Their research did not find a lower risk of stroke associated with EPDs in its review of data for 10,985 patients from the Vizient consortium of hospitals. In the 363-person Claret Medical-supported trial that backed FDA clearance for Sentinel, the device did not lower the risk of post-procedure stroke but did catch embolic debris in 99% of filters. Other, smaller observational studies, however, have suggested a benefit to using the devices exists, the research letter said.
Boston Scientific paid $220 million to acquire developer of the technology Claret Medical in 2018. On the same day that the company announced the completed deal, CMS said it would permit a new-technology add-on payment of up to $1,400 for the device, reversing its earlier decision after reconsidering data backing the device’s effectiveness.
In their commentary on the research, cardiologists Rohan Khera and Saket Girotra suggested that FDA’s EPD labeling is “somewhat misleading” because the device is cleared for embolic protection during intracardiac procedures and not specifically for stroke prevention, its intended use. In a sign that the clinical community is not convinced of the device's benefit, they said, EPD was not being used in more than 80% of patients with TAVR and two-thirds of TAVR hospitals by the end of 2018.

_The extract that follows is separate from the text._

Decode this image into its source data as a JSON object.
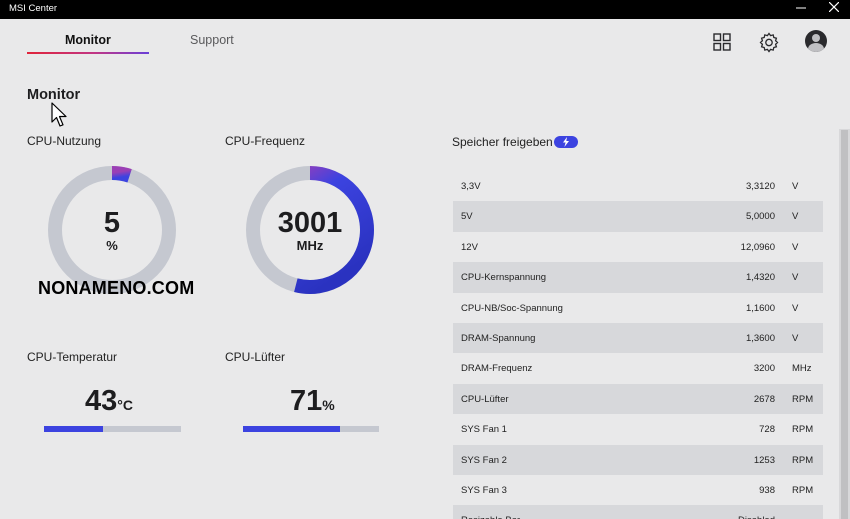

In our @JAMAInternalMed commentary, @saketgirotra & I dig into the evidence base for cerebral EPD used in TAVR (Sentinel). We encourage reading the data leading to @US_FDA approval. So often the real-world use vastly exceeds the evidence base. https://t.co/reUBIqjIVs https://t.co/iLn2hjlf7k pic.twitter.com/Tdi1ChWQe3— Rohan Khera (@rohan_khera) February 25, 2020
"It is imperative that regulatory clearance for clinical devices is based on unequivocal evidence of patient benefit. In the case of cerebral EPDs, efficacy in preventing strokes, not just capturing embolic debris, should be the evidence standard before unrestricted clinical use," the doctors wrote in the editorial. Ultimately, authors recommended further analysis of prospective registries and randomized clinical trials.
The analysis comes as Boston Scientific positions Sentinel as an important growth driver in its structural heart business. On its early February earnings call, the company said the device is being used in over 600 U.S. hospitals and believes it's approaching use in 1 out of 5 TAVR procedures.
CEO Mike Mahoney said the company is beginning enrollment this quarter in a clinical trial for protected TAVR. "We believe that definitive evidence focused on a stroke endpoint will continue to elevate Sentinel to become the standard-of-care for all patients and will help influence future clinical guidelines," Mahoney said.
According to a listing for the trial on ClinicalTrials.gov, the study aims to have 3,000 participants and wrap up during the summer of 2022. The primary endpoint is all forms of stroke within 72 hours of TAVR procedure or time of patient discharge.
Following the journal publication, Boston Scientific said the device "has a robust body of clinical evidence and commercial experience in more than 30,000 patients supporting its use in patients undergoing TAVR," per a statement shared with MedTech Dive Tuesday.
This story has been updated with comment from Boston Scientific.